The issue I ran into was that xcode was automatically choosing a provision profile in the initial build, then we were attempting to replace this provision profile later. There’s nothing in particular wrong with this but xcode does some build magic using the provision profile, such as setting up your entitlements plist.

In this case xcode was erroneously choosing a development profile intended for an app from our other organisation which caused an entitlements mismatch once we replaced the profile. Worse, this is not a build error, you’ll only spot the issue when you come to install.

This is easily resolved by specifying the correct provision profile in xcode. However life this week just hasn’t been that simple. The particular app in question is a cordova app, and as part of the build process we blat the xcode project and build it from scratch.

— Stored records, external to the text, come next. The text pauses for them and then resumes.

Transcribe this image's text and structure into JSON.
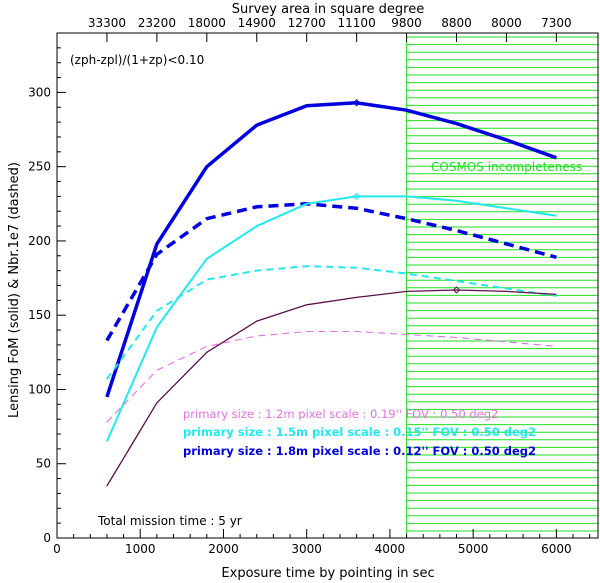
{
  "chart_data": {
    "type": "line",
    "xlabel": "Exposure time by pointing in sec",
    "ylabel": "Lensing FoM (solid) & Nbr.1e7 (dashed)",
    "top_axis_label": "Survey area in square degree",
    "xlim": [
      0,
      6500
    ],
    "ylim": [
      0,
      340
    ],
    "x_ticks": [
      0,
      1000,
      2000,
      3000,
      4000,
      5000,
      6000
    ],
    "y_ticks": [
      0,
      50,
      100,
      150,
      200,
      250,
      300
    ],
    "top_ticks": [
      {
        "x": 600,
        "label": "33300"
      },
      {
        "x": 1200,
        "label": "23200"
      },
      {
        "x": 1800,
        "label": "18000"
      },
      {
        "x": 2400,
        "label": "14900"
      },
      {
        "x": 3000,
        "label": "12700"
      },
      {
        "x": 3600,
        "label": "11100"
      },
      {
        "x": 4200,
        "label": "9800"
      },
      {
        "x": 4800,
        "label": "8800"
      },
      {
        "x": 5400,
        "label": "8000"
      },
      {
        "x": 6000,
        "label": "7300"
      }
    ],
    "x": [
      600,
      1200,
      1800,
      2400,
      3000,
      3600,
      4200,
      4800,
      5400,
      6000
    ],
    "series": [
      {
        "name": "FoM 1.8m",
        "style": "solid",
        "color": "#0000dd",
        "width": 3.5,
        "values": [
          95,
          198,
          250,
          278,
          291,
          293,
          288,
          279,
          268,
          256
        ],
        "marker_x": 3600,
        "marker_y": 293
      },
      {
        "name": "Nbr 1.8m",
        "style": "dashed",
        "color": "#0000dd",
        "width": 3.5,
        "values": [
          133,
          191,
          215,
          223,
          225,
          222,
          215,
          207,
          198,
          189
        ]
      },
      {
        "name": "FoM 1.5m",
        "style": "solid",
        "color": "#22e8ee",
        "width": 2,
        "values": [
          65,
          142,
          188,
          210,
          225,
          230,
          230,
          227,
          222,
          217
        ],
        "marker_x": 3600,
        "marker_y": 230
      },
      {
        "name": "Nbr 1.5m",
        "style": "dashed",
        "color": "#22e8ee",
        "width": 2,
        "values": [
          107,
          153,
          174,
          180,
          183,
          182,
          178,
          173,
          168,
          163
        ]
      },
      {
        "name": "FoM 1.2m",
        "style": "solid",
        "color": "#5a0f4a",
        "width": 1.3,
        "values": [
          35,
          91,
          125,
          146,
          157,
          162,
          166,
          167,
          166,
          164
        ],
        "marker_x": 4800,
        "marker_y": 167
      },
      {
        "name": "Nbr 1.2m",
        "style": "dashed",
        "color": "#e070e0",
        "width": 1.1,
        "values": [
          78,
          113,
          129,
          136,
          139,
          139,
          137,
          135,
          132,
          129
        ]
      }
    ],
    "annotations": {
      "criterion": "(zph-zpl)/(1+zp)<0.10",
      "cosmos": "COSMOS incompleteness",
      "mission": "Total mission time : 5 yr",
      "legend": [
        {
          "text": "primary size : 1.2m pixel scale : 0.19'' FOV : 0.50 deg2",
          "color": "#e070e0"
        },
        {
          "text": "primary size : 1.5m pixel scale : 0.15'' FOV : 0.50 deg2",
          "color": "#22e8ee"
        },
        {
          "text": "primary size : 1.8m pixel scale : 0.12'' FOV : 0.50 deg2",
          "color": "#0000dd"
        }
      ]
    },
    "shaded_region": {
      "x_start": 4200,
      "color": "#22dd22"
    }
  }
}
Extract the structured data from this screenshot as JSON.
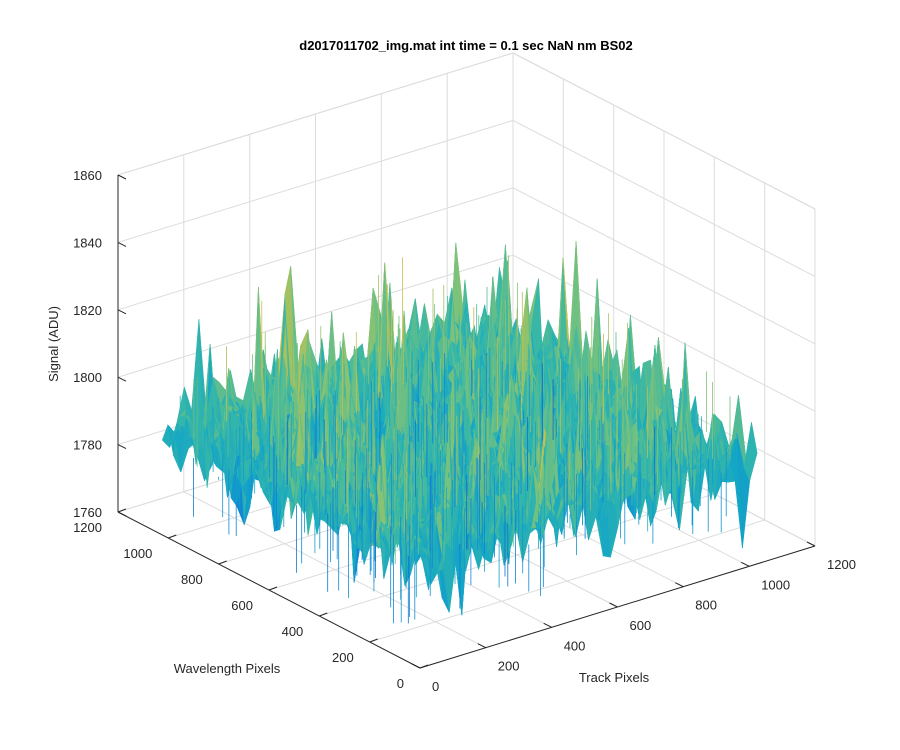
{
  "figure": {
    "title": "d2017011702_img.mat int time = 0.1 sec  NaN nm BS02"
  },
  "chart_data": {
    "type": "surface",
    "title": "d2017011702_img.mat int time = 0.1 sec  NaN nm BS02",
    "xlabel": "Track Pixels",
    "ylabel": "Wavelength Pixels",
    "zlabel": "Signal (ADU)",
    "xlim": [
      0,
      1200
    ],
    "ylim": [
      0,
      1200
    ],
    "zlim": [
      1760,
      1860
    ],
    "x_ticks": [
      0,
      200,
      400,
      600,
      800,
      1000,
      1200
    ],
    "y_ticks": [
      0,
      200,
      400,
      600,
      800,
      1000,
      1200
    ],
    "z_ticks": [
      1760,
      1780,
      1800,
      1820,
      1840,
      1860
    ],
    "x_tick_labels": [
      "0",
      "200",
      "400",
      "600",
      "800",
      "1000",
      "1200"
    ],
    "y_tick_labels": [
      "0",
      "200",
      "400",
      "600",
      "800",
      "1000",
      "1200"
    ],
    "z_tick_labels": [
      "1760",
      "1780",
      "1800",
      "1820",
      "1840",
      "1860"
    ],
    "surface": {
      "x_range": [
        0,
        1024
      ],
      "y_range": [
        0,
        1024
      ],
      "mean_signal": 1792,
      "noise_spread": 8,
      "min_signal": 1766,
      "max_signal": 1845,
      "colormap": "parula"
    },
    "grid": true,
    "box": true,
    "colors": {
      "grid": "#dcdcdc",
      "axis": "#262626",
      "colormap_stops": [
        "#0b5fc4",
        "#0f86d6",
        "#14a6c6",
        "#36b7a8",
        "#7cc27a",
        "#c7c04c"
      ]
    }
  }
}
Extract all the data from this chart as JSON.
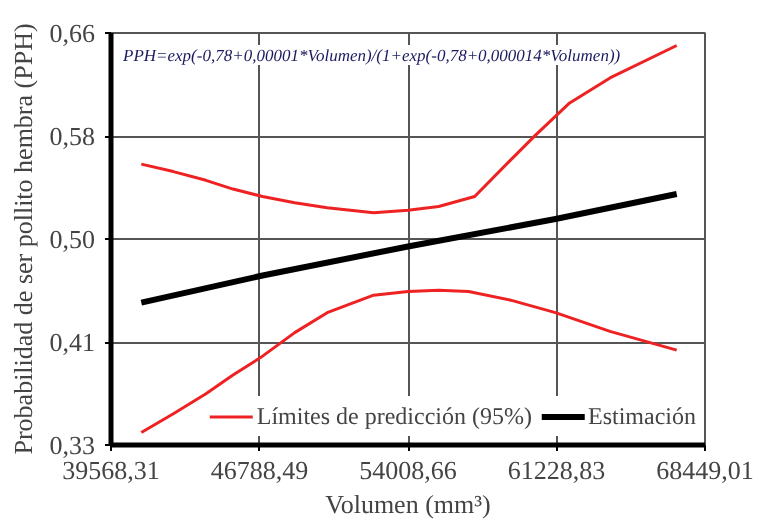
{
  "chart_data": {
    "type": "line",
    "xlabel": "Volumen (mm³)",
    "ylabel": "Probabilidad de ser pollito hembra (PPH)",
    "annotations": [
      "PPH=exp(-0,78+0,00001*Volumen)/(1+exp(-0,78+0,000014*Volumen))"
    ],
    "xlim": [
      39568.31,
      68449.01
    ],
    "ylim": [
      0.33,
      0.66
    ],
    "xticks": [
      {
        "value": 39568.31,
        "label": "39568,31"
      },
      {
        "value": 46788.49,
        "label": "46788,49"
      },
      {
        "value": 54008.66,
        "label": "54008,66"
      },
      {
        "value": 61228.83,
        "label": "61228,83"
      },
      {
        "value": 68449.01,
        "label": "68449,01"
      }
    ],
    "yticks": [
      {
        "value": 0.33,
        "label": "0,33"
      },
      {
        "value": 0.4125,
        "label": "0,41"
      },
      {
        "value": 0.495,
        "label": "0,50"
      },
      {
        "value": 0.5775,
        "label": "0,58"
      },
      {
        "value": 0.66,
        "label": "0,66"
      }
    ],
    "grid": true,
    "legend": "bottom right",
    "marker": "none",
    "line_style": "solid",
    "series": [
      {
        "name": "Límites de predicción (95%)",
        "color": "#ee2222",
        "x": [
          41042,
          42600,
          44185,
          45500,
          46837,
          48500,
          50079,
          52338,
          54008,
          55500,
          56955,
          59000,
          61179,
          63831,
          67073
        ],
        "values": [
          0.34,
          0.355,
          0.371,
          0.386,
          0.4,
          0.42,
          0.436,
          0.45,
          0.453,
          0.454,
          0.453,
          0.446,
          0.436,
          0.421,
          0.406
        ]
      },
      {
        "color": "#ee2222",
        "x": [
          41042,
          42600,
          44185,
          45500,
          46936,
          48500,
          50079,
          52338,
          54008,
          55500,
          57250,
          58920,
          60197,
          61868,
          63831,
          67073
        ],
        "values": [
          0.555,
          0.549,
          0.542,
          0.535,
          0.529,
          0.524,
          0.52,
          0.516,
          0.518,
          0.521,
          0.529,
          0.557,
          0.578,
          0.604,
          0.624,
          0.65
        ]
      },
      {
        "name": "Estimación",
        "color": "#000000",
        "x": [
          41042,
          47000,
          54008,
          61179,
          67073
        ],
        "values": [
          0.444,
          0.466,
          0.489,
          0.511,
          0.531
        ]
      }
    ]
  }
}
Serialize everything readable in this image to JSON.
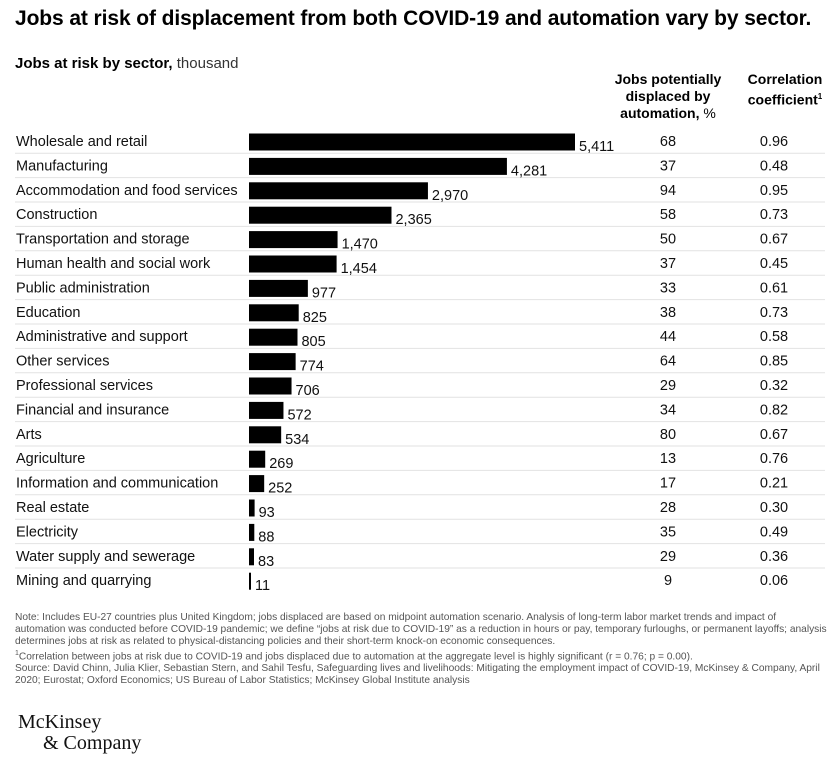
{
  "title": "Jobs at risk of displacement from both COVID-19 and automation vary by sector.",
  "subtitle": {
    "bold": "Jobs at risk by sector,",
    "unit": "thousand"
  },
  "columns": {
    "automation": {
      "line1": "Jobs potentially",
      "line2": "displaced by",
      "line3": "automation,",
      "unit": "%"
    },
    "correlation": {
      "line1": "Correlation",
      "line2": "coefficient",
      "footnote_mark": "1"
    }
  },
  "chart_data": {
    "type": "bar",
    "orientation": "horizontal",
    "title": "Jobs at risk by sector, thousand",
    "categories": [
      "Wholesale and retail",
      "Manufacturing",
      "Accommodation and food services",
      "Construction",
      "Transportation and storage",
      "Human health and social work",
      "Public administration",
      "Education",
      "Administrative and support",
      "Other services",
      "Professional services",
      "Financial and insurance",
      "Arts",
      "Agriculture",
      "Information and communication",
      "Real estate",
      "Electricity",
      "Water supply and sewerage",
      "Mining and quarrying"
    ],
    "values": [
      5411,
      4281,
      2970,
      2365,
      1470,
      1454,
      977,
      825,
      805,
      774,
      706,
      572,
      534,
      269,
      252,
      93,
      88,
      83,
      11
    ],
    "value_labels": [
      "5,411",
      "4,281",
      "2,970",
      "2,365",
      "1,470",
      "1,454",
      "977",
      "825",
      "805",
      "774",
      "706",
      "572",
      "534",
      "269",
      "252",
      "93",
      "88",
      "83",
      "11"
    ],
    "automation_pct": [
      "68",
      "37",
      "94",
      "58",
      "50",
      "37",
      "33",
      "38",
      "44",
      "64",
      "29",
      "34",
      "80",
      "13",
      "17",
      "28",
      "35",
      "29",
      "9"
    ],
    "correlation": [
      "0.96",
      "0.48",
      "0.95",
      "0.73",
      "0.67",
      "0.45",
      "0.61",
      "0.73",
      "0.58",
      "0.85",
      "0.32",
      "0.82",
      "0.67",
      "0.76",
      "0.21",
      "0.30",
      "0.49",
      "0.36",
      "0.06"
    ],
    "xlim": [
      0,
      5411
    ],
    "bar_color": "#000000",
    "grid": false
  },
  "notes": {
    "note": "Note: Includes EU-27 countries plus United Kingdom; jobs displaced are based on midpoint automation scenario. Analysis of long-term labor market trends and impact of automation was conducted before COVID-19 pandemic; we define “jobs at risk due to COVID-19” as a reduction in hours or pay, temporary furloughs, or permanent layoffs; analysis determines jobs at risk as related to physical-distancing policies and their short-term knock-on economic consequences.",
    "footnote_mark": "1",
    "footnote": "Correlation between jobs at risk due to COVID-19 and jobs displaced due to automation at the aggregate level is highly significant (r = 0.76; p = 0.00).",
    "source": "Source: David Chinn, Julia Klier, Sebastian Stern, and Sahil Tesfu, Safeguarding lives and livelihoods: Mitigating the employment impact of COVID-19, McKinsey & Company, April 2020; Eurostat; Oxford Economics; US Bureau of Labor Statistics; McKinsey Global Institute analysis"
  },
  "logo": {
    "line1": "McKinsey",
    "line2": "& Company"
  }
}
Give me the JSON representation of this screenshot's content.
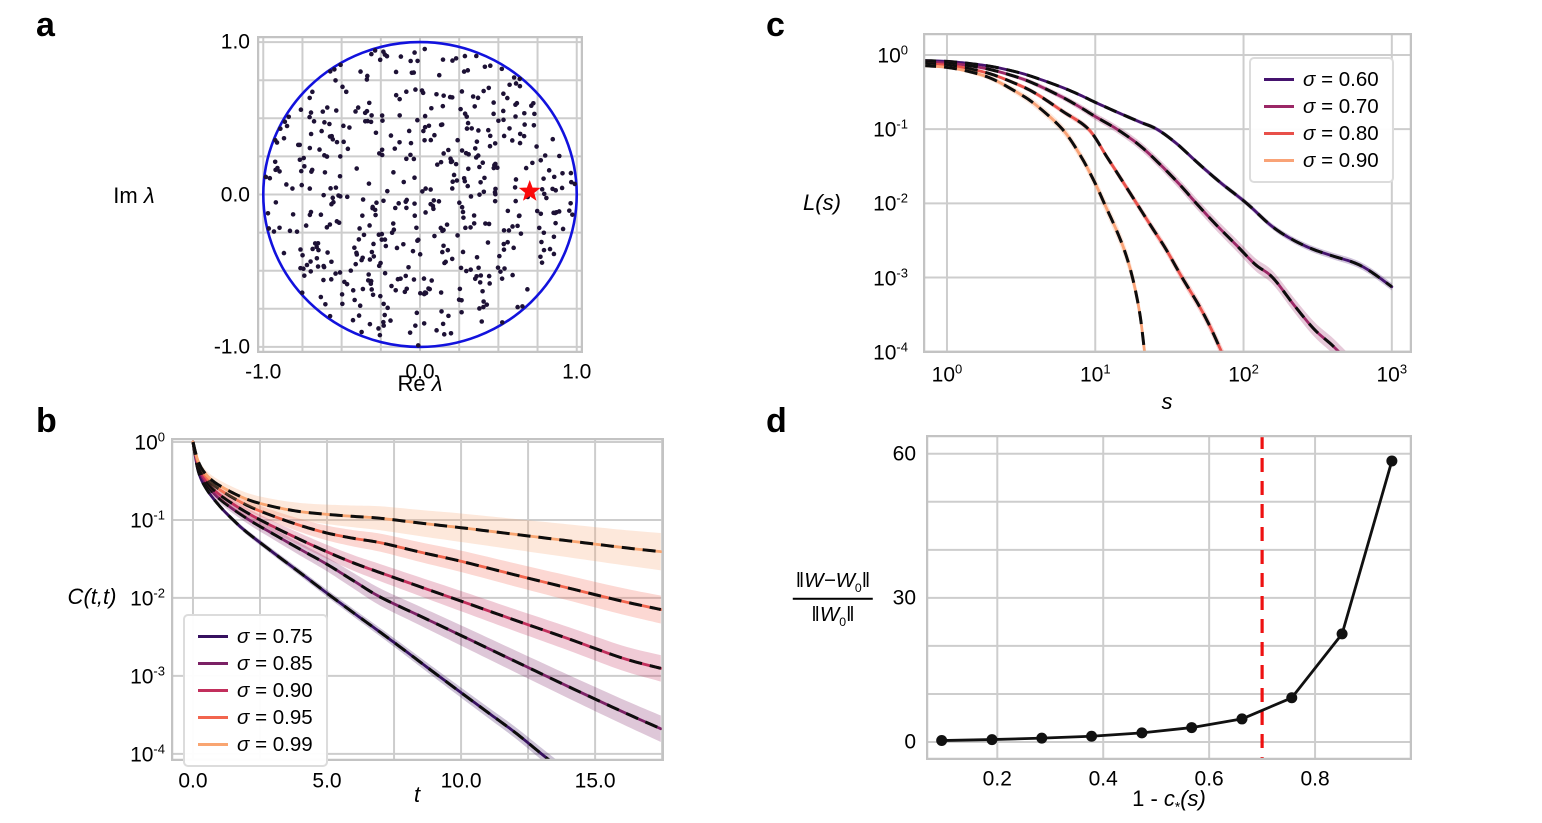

I therefore had to hack in an after_prepare build hook to add the correct provision profile to the build.xcconfig script like so:

#!/usr/bin/env node

var fs = require('fs');
var path = require('path');
var rootdir = process.argv[2];

if (rootdir) {
    var xcconfig = "platforms/ios/cordova/build.xcconfig",
        fullfilename = path.join(rootdir, xcconfig);

    if (fs.existsSync(fullfilename)) {
        var prov = "\nPROVISIONING_PROFILE=11111111-1111-1111-1111-111111111111";
        fs.appendFileSync(fullfilename, prov);
    } else {
        console.error("missing: "+fullfilename);
    }
} else {
    console.error("Could not find dir");
}

Again the key is to specify the signing asset you need via hash rather than name.

###Enterprise expiry

But wait, we still weren’t done.

I had now fixed everything up so that two products could be signed with certificates from the same keychain, with the same name, but different apple organisations. I was then informed that some old enterprise artifacts would no longer install. I tested and was able to install them just fine. I tried a few different phones and eventually found one on which installation failed consistently.

I checked the log and saw that the artifact had expired several weeks ago, which blew my mind as I had just installed the app successfully not five minutes ago.

After scratching my head and pouring over documentation for a few minutes I figured out that the devices which were allowing the expired artifact where all devices which had previously had a more recent version of the app with a refreshed provision profile installed on them. When you delete an app on iOS it leaves it’s profile behind, and this profile can override older versions of the same profile. This is a handy feature as you can refresh your enterprise apps by just installing new profile.

In this case, the solution to this issue was to simply repackage the old artifact with an up to date provision profile, and as the certificate still has almost two years to run, we’ll be able to do so one more time when the new profile expires after it’s year term.

###Conclusion

It’s been a break neck couple of days piecing all this together, but I do now know a great deal more about iOS provisioning and the platform in general. We have to take our fair share of the blame for the issues as our build process is definitely not standard and our situation just isn’t typical for iOS development. There isn’t a great deal of point in bleating about Apple forcing us to do things their way or the highway, but it would be nice if they could document their way just a teeny bit better.